Friday, February 19, 2010

The Beast Called Entrepreneur

I just read a blog entry by Fred Wilson, a blogging venture capitalist from New York, on his discussion with a Wharton Professor on the qualities of entrepreneurship. Usually, I read Fred's blog for grins and giggles, and don't think much of it. But today, it really stuck in my craw. Why?

As someone standing on the crossroads of a (hopefully) impending employment decision, I'm faced with a breadth of options, from joining the largest of the large companies and making my way through the organizational quagmire, but nonetheless, having precious little concern that my weekly food pellet in the form of a check will hit my bank account. Or, I could join where food is dispensed with less consistency, but the flavor of the organizational angst couldn't be more distinct. The work at each are different. The salaries are different. The word "bonus" at one implies "regular income delivered annually" while at the other it means "pipe dream, as likely to appear as a yeti."

There are about 100 decision points associated with opting for one instead of the other. And, I weigh them every day these days.

But, Fred's premise is that there is such a creature known as an entrepreneur for whom this decision doesn't exist. He or she cannot help but deploy their skillset in high risk environments of reasonably anarchy. He or she has an unfailing hubris in themselves and their abilities. He or she also possesses such skills as charisma, likeability, passion, vision, etc.

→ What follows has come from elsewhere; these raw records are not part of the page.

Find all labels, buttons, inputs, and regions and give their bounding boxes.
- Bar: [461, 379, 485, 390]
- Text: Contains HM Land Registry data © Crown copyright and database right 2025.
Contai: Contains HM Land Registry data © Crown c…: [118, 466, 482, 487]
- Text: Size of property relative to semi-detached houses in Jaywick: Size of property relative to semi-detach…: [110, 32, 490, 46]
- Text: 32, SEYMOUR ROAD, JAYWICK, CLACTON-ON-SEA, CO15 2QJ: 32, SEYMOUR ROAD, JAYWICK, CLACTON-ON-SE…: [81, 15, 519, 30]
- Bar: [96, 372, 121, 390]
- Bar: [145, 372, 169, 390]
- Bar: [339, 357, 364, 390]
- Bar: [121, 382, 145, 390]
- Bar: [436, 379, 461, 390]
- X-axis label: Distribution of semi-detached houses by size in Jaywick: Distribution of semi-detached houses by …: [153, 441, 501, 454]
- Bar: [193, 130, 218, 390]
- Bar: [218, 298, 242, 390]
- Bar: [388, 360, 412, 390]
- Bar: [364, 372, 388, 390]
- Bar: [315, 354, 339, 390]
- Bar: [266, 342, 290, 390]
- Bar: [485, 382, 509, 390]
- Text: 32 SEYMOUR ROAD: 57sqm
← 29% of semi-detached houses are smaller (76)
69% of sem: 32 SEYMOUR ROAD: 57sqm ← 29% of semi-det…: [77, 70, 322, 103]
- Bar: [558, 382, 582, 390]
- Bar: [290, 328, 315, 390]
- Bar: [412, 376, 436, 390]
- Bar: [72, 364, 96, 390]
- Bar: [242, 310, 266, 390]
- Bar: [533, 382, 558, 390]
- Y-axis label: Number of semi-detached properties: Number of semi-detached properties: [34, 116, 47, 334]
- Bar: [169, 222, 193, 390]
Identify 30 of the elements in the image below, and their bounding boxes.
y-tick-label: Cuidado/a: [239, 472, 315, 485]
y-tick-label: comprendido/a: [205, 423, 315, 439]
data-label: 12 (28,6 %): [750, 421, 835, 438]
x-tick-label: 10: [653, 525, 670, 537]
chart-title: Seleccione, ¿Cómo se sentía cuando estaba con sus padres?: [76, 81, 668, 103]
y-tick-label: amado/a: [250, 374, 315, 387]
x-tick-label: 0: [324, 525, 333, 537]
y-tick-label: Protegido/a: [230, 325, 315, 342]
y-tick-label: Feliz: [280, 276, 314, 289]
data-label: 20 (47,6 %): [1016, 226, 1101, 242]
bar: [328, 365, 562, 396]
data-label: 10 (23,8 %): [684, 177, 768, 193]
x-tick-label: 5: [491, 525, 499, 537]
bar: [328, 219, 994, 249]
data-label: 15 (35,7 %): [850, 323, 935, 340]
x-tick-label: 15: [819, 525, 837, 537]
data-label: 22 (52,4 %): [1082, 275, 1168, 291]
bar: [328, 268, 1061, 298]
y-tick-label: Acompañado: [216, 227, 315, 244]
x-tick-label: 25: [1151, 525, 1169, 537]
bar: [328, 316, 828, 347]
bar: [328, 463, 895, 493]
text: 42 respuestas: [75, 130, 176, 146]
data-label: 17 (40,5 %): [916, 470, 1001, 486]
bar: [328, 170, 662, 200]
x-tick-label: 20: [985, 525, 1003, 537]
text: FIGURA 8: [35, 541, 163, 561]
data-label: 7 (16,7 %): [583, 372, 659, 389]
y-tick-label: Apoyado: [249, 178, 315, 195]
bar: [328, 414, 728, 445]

Here's where I have the problem: I am an entrepreneur. This last job experience, I think, proves I have the stomach for more risk in my work life and more unmitigated stupid than is sane to absorb. But, I clearly am also faced with what is a real decision point - between big and small - and my entrepreneurial nature is not forcing that choice for me. It's opening up the small option, but not closing the big. So, I firmly believe that these definitions of entrepreneur fall short, inasmuch as they exclude rational folks like me that walk the line.

I've worked with Fred Wilson's entrepreneur creature. They tend to suffer from an aggrandized sense of self. They tend to be over-optimistic. They tend to discount or mold reality to meet their needs. They tend to be the ones who will max out their credit cards to buy servers, and then ask you for $5m in investment. Because that's the person you want to trust with millions of dollars. The one who can't manage a Mastercard.

That person isn't an entrepreneur. That person is a modern day, nerdier version of the mythical hero whose template goes back to the Illiad. Achilles. Napoleon. Spartacus. Robin Hood. We love to bet on these folks because they make excellent movie plots in our minds, with easy secondary roles for Xena, Warrior Princess. No one wants to back George Bailey. He's too consistent. To boring. He isn't selling you the snake oil of his dreams. But, these creatures are less entrepreneurs, in my mind, and more "people without the interpersonal abilities (disabilities) that make large organizational life possible." So many are startup people because the large company option simply isn't open to them.

What is a real entrepreneur? It's someone who can withstand the risk of inconsistent food pellets, and has the drive and stamina to significant amounts of work towards a goal. Period.

1 comment:

Priya said...

this is your best written post ever! mark it as best of thong charm. also i completely agree with everything you said.